42.
Clarendon, MS. History, p. 486 (first paragraph) and Life, p. 249 (second paragraph); History, Bk. VII, ed. 1703, vol. ii, p. 292; ed. Macray, vol. iii, pp. 216-17.
Clarendon added the first paragraph in the margin of the manuscript of his earlier work when he dovetailed the two works to form the History in its final form.
Page 152, l. 27. this Covenant, the Solemn League and Covenant, which passed both Houses on September 18, 1643: ’the battle of Newbery being in that time likewise over (which cleared and removed more doubts than the Assembly had done), it stuck very few hours with both Houses; but being at once judged convenient and lawful, the Lords and Commons and their Assembly of Divines met together at the church, with great solemnity, to take it, on the five and twentieth day of September’ (Clarendon, vol. iii, p. 205).
43.
Memoirs of the Life of Colonel Hutchinson, Governor of Nottingham Castle and Town ... Written by His Widow Lucy, Daughter of Sir Allen Apsley, Lieutenant of the Tower, &c. Now first published from the original manuscript by the Rev. Julius Hutchinson ... London: 1806. (pp. 4-6.)

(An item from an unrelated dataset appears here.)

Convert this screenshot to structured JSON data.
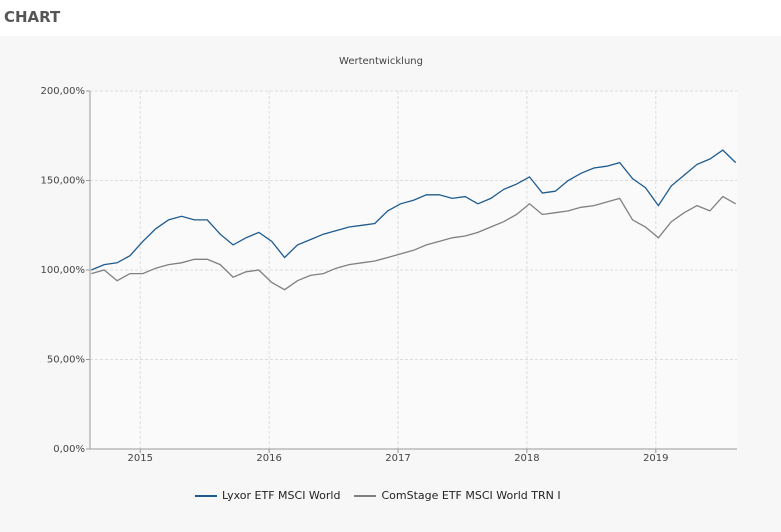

The original manuscript has disappeared, and the edition of 1806 is the only authoritative text. It has been many times reprinted. It was edited with introduction, notes, and appendices by C.H. Firth in 1885 (new edition, 1906).
The Memoirs as a whole are the best picture we possess of a puritan soldier and household of the seventeenth century. They were written by his widow as a consolation to herself and for the instruction of her children. To ’such of you as have not seene him to remember his person’, she leaves, by way of introduction, ‘His Description.’ It is this passage which is here reprinted.
44, 45, 46, 47, 48.
Clarendon, MS. Life, pp. 212-15; History, Bk. VI, ed. 1703, vol. ii, pp. 158-62; ed. Macray, vol. ii, pp. 541-8.
These five characters of Parliamentary peers follow one another at the conclusion of Clarendon’s sixth book, and are part of his ’view of those persons who were of the King’s Council, and had deserted his service, and stayed in the Parliament to support the rebellion’. A short passage on the Earl of Holland, between the characters of Warwick and Manchester, is omitted.
Taken as a group, they are yet another proof of Clarendon’s skill in portraiture. Each character is clearly distinguished.
Page 159, ll. 7-10. His grandfather was William Cecil (1520-98), Lord Burghley, the great minister of Elizabeth; his father was Robert Cecil (1563-1612), created Earl of Salisbury, 1605, Secretary of State at the accession of James.
Page 160, l. 9. He was member for King’s Lynn in 1649, and Hertfordshire in 1654 and 1656.
ll. 13-16. Hic egregiis, &c. Seneca, De Beneficiis, iv, cap. 30.